De locaties waar DHG bouwt zijn niet willekeurig gekozen volgens Van Driel. “We zijn nu bijvoorbeeld een aantal bouwprojecten gestart in het Rotterdamse Waalhavengebied, dat we beschouwen als een van de beste logistieke hotspots van Nederland. De Waalhaven is met recht een multimodale locatie waar shortsea- en spoorvervoer binnen een afstand van drie kilometer beschikbaar zijn. En onze samenwerking met binnenvaartoperator UWT garandeert dat containers van de deepsea- terminals op de Maasvlakte via de binnenvaart kunnen worden aan- en afgevoerd.” Daarnaast is DHG op de Maasvlakte bezig met het grootste vastgoedontwikkelproject van Nederland: een distributiecentrum voor verschillende huurders, dat direct gelegen is aan een interne transportbaan.

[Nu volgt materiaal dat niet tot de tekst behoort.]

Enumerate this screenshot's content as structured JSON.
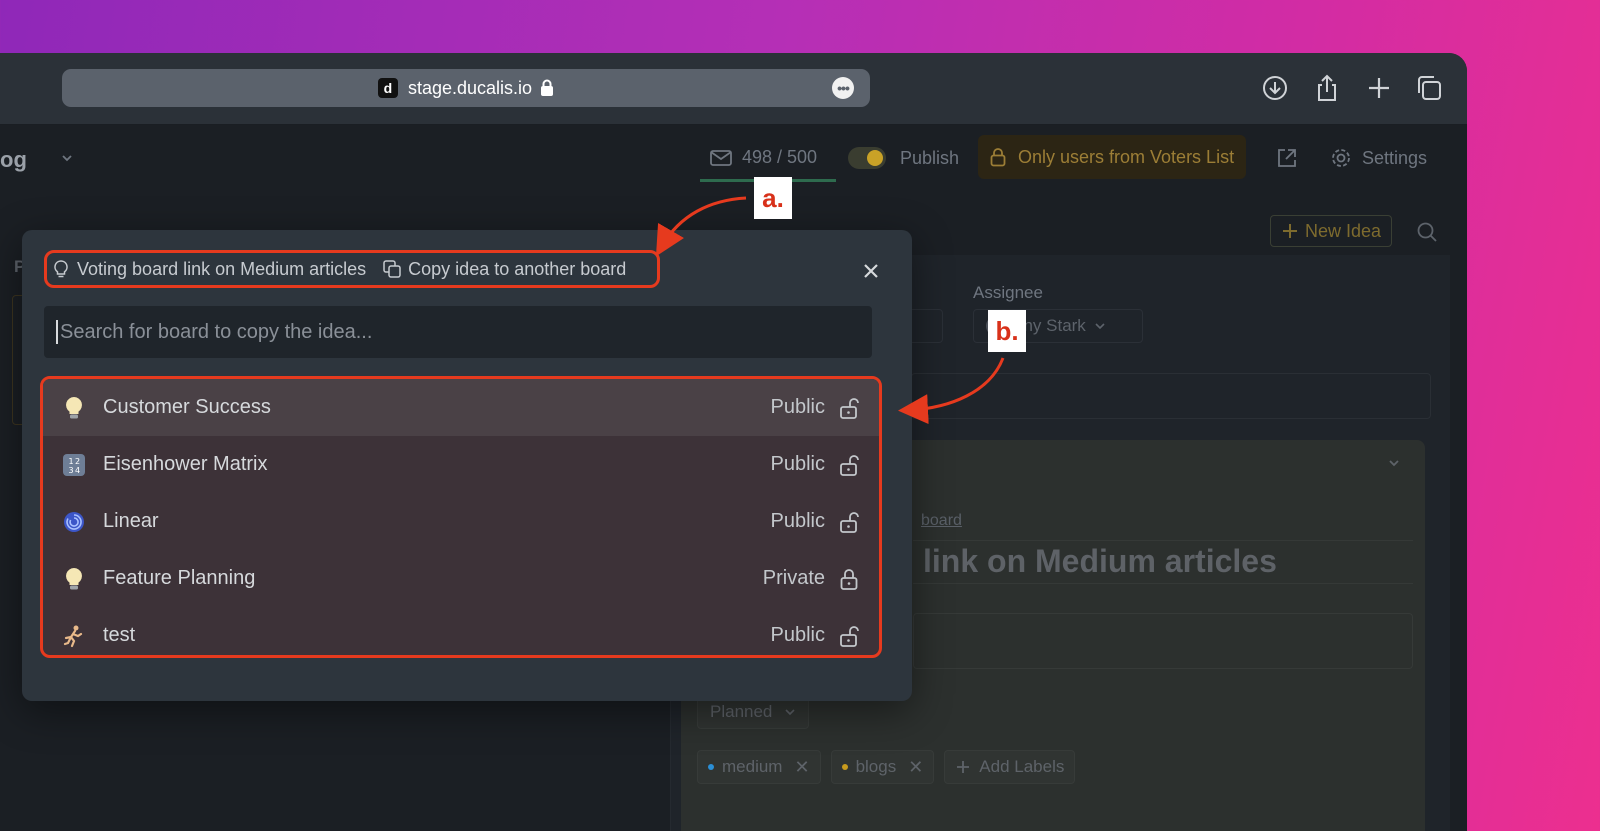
{
  "browser": {
    "favicon_letter": "d",
    "url": "stage.ducalis.io",
    "more_label": "•••"
  },
  "appbar": {
    "partial_title": "og",
    "counter": "498 / 500",
    "publish_label": "Publish",
    "voters_label": "Only users from Voters List",
    "settings_label": "Settings",
    "new_idea_label": "New Idea"
  },
  "detail": {
    "left_partial": "P",
    "assignee_label": "Assignee",
    "assignee_value": "ony Stark",
    "board_link": "board",
    "title_fragment": "link on Medium articles",
    "status": "Planned",
    "labels": [
      {
        "name": "medium",
        "color": "#2b8fd6"
      },
      {
        "name": "blogs",
        "color": "#c79a1d"
      }
    ],
    "add_labels": "Add Labels"
  },
  "modal": {
    "breadcrumb_idea": "Voting board link on Medium articles",
    "breadcrumb_action": "Copy idea to another board",
    "search_placeholder": "Search for board to copy the idea...",
    "boards": [
      {
        "name": "Customer Success",
        "visibility": "Public",
        "icon": "lightbulb-icon",
        "locked": false
      },
      {
        "name": "Eisenhower Matrix",
        "visibility": "Public",
        "icon": "numbers-icon",
        "locked": false
      },
      {
        "name": "Linear",
        "visibility": "Public",
        "icon": "cyclone-icon",
        "locked": false
      },
      {
        "name": "Feature Planning",
        "visibility": "Private",
        "icon": "lightbulb-icon",
        "locked": true
      },
      {
        "name": "test",
        "visibility": "Public",
        "icon": "runner-icon",
        "locked": false
      }
    ]
  },
  "annotations": {
    "a": "a.",
    "b": "b."
  },
  "colors": {
    "annotation_red": "#e63a1e",
    "modal_bg": "#2d353d",
    "list_bg": "#3d3238"
  }
}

Die baan gaat de nabijgelegen containerterminals direct met het magazijn verbinden. “Op die manier werken wij, ondanks dat we geen logistiek dienstverlener zijn, ook mee aan een multimodale en dus duurzame wijze van vervoer.” DHG kiest, mede in het licht van de discussie over de ‘verdozing van Nederland’, voor locaties in bestaand industrieel gebied. Dus niet in zogenoemde green fields (de weilanden), maar in brown fields: oude, verwaarloosde fabrieks-, bedrijvenof haventerreinen waar zich geen bedrijfsactiviteiten meer afspelen, worden op deze manier gebruikt voor duurzame herontwikkeling. “Zo gaan onze initiatieven zo min mogelijk ten koste van het karakter van het Nederlandse landschap” besluit Van den Akker.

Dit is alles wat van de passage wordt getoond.